Birthday Reviews: Robert Silverberg’s “When We Went to See the End of the World”
Robert Silverberg was born on January 15, 1935. In 1956, he won a Hugo for being the Most Promising New Author, nearly two decades before the John W. Campbell, Jr. Award debuted. He has subsequently won two Hugo Awards for Best Novella and one for Best Novelette. Silverberg has also received two Nebula Awards for Best Short Story, two more for Best Novella, and one for Best Novel.
He has won or been nominated for numerous other awards. Silverberg was a Guest of Honor at Heicon ‘70, the 28th Worldcon, held in Heidelberg, Germany. He was inducted into the Science Fiction Hall of Fame in 1999 and named an SFWA Grand Master in 2004. Other lifetime achievement awards include the Big Heart Award, the Forry Award, the Prix Utopia, the Skylark Award, the Milford Award.
“When We Went to See the End of the World” was published in Universe 2 in 1972 by Terry Carr. The story was nominated for both the Hugo and Nebula Award. Carr reprinted it the following year in The Best Science Fiction of the Year #2, and Isaac Asimov included it in Nebula Award Stories Eight. Lester del Rey also included it in his Best Science Fiction Stories of the Year, Second Annual Collection. It has since been included in several collections and anthologies and has been translated into Italian, Dutch, German, French, and Russian.

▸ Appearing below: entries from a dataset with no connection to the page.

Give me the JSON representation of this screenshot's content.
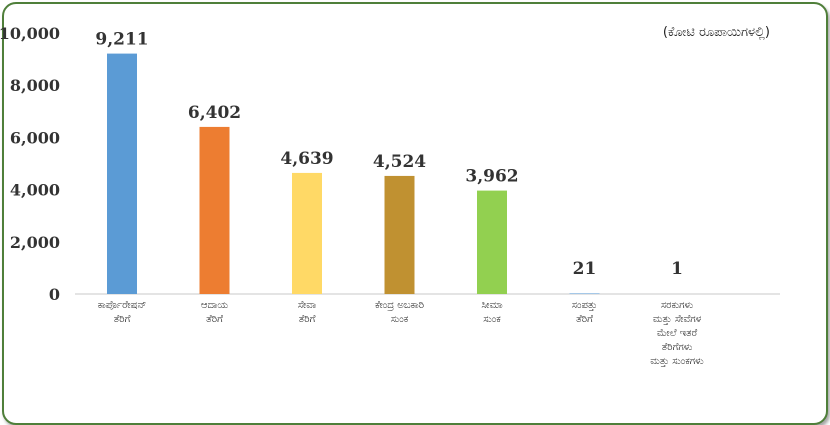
{
  "chart_data": {
    "type": "bar",
    "unit_note": "(ಕೋಟಿ ರೂಪಾಯಿಗಳಲ್ಲಿ)",
    "ylim": [
      0,
      10000
    ],
    "yticks": [
      "0",
      "2,000",
      "4,000",
      "6,000",
      "8,000",
      "10,000"
    ],
    "grid": false,
    "categories": [
      [
        "ಕಾರ್ಪೊರೇಷನ್",
        "ತೆರಿಗೆ"
      ],
      [
        "ಆದಾಯ",
        "ತೆರಿಗೆ"
      ],
      [
        "ಸೇವಾ",
        "ತೆರಿಗೆ"
      ],
      [
        "ಕೇಂದ್ರ ಅಬಕಾರಿ",
        "ಸುಂಕ"
      ],
      [
        "ಸೀಮಾ",
        "ಸುಂಕ"
      ],
      [
        "ಸಂಪತ್ತು",
        "ತೆರಿಗೆ"
      ],
      [
        "ಸರಕುಗಳು",
        "ಮತ್ತು ಸೇವೆಗಳ",
        "ಮೇಲೆ ಇತರೆ",
        "ತೆರಿಗೆಗಳು",
        "ಮತ್ತು ಸುಂಕಗಳು"
      ]
    ],
    "values": [
      9211,
      6402,
      4639,
      4524,
      3962,
      21,
      1
    ],
    "value_labels": [
      "9,211",
      "6,402",
      "4,639",
      "4,524",
      "3,962",
      "21",
      "1"
    ],
    "colors": [
      "#5b9bd5",
      "#ed7d31",
      "#ffd966",
      "#c09131",
      "#92d050",
      "#5b9bd5",
      "#ed7d31"
    ]
  }
}
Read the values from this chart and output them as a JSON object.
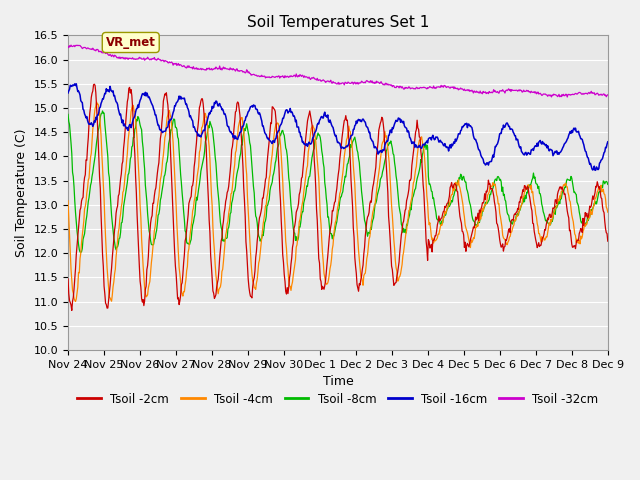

“When We Went to See the End of the World” is set at a cocktail party which in many ways seems very much of the early seventies when the story was written. Casual sex and marijuana are routine, but the main focus of the story is Nick and Jane telling the rest of the attendees about their recent excursion to see the end of the world.
Such excursions are new, only recently having come down from a price where only millionaires could afford to go, so Nick and Jane gained social status by being the first in their neighborhood to see the end of the world, and Nick sees the opportunity to have an affair with a neighbor’s wife.
Their status, and Nick’s chances for an affair, appear to be ended when a couple of latecomers to the party indicate that they have also taken the journey to the end of the world, although the world they saw was extremely different from what Nick and Jane had experienced. Before either couple can accuse each other of lying about their experiences, another couple announces that they completed the journey and saw someone else when they were there.
The story is a reasonably light-hearted look at a common idea in science fiction and presents a reasonable explanation for the multiple experiences the party-goers who visited the end of the world had. At the same time, since all of the activity takes place in the confines of the cocktail party, it is quite possible to read “When We Went to See the End of the World” is a story about people trying to one up each other, rather than relating their actual experiences.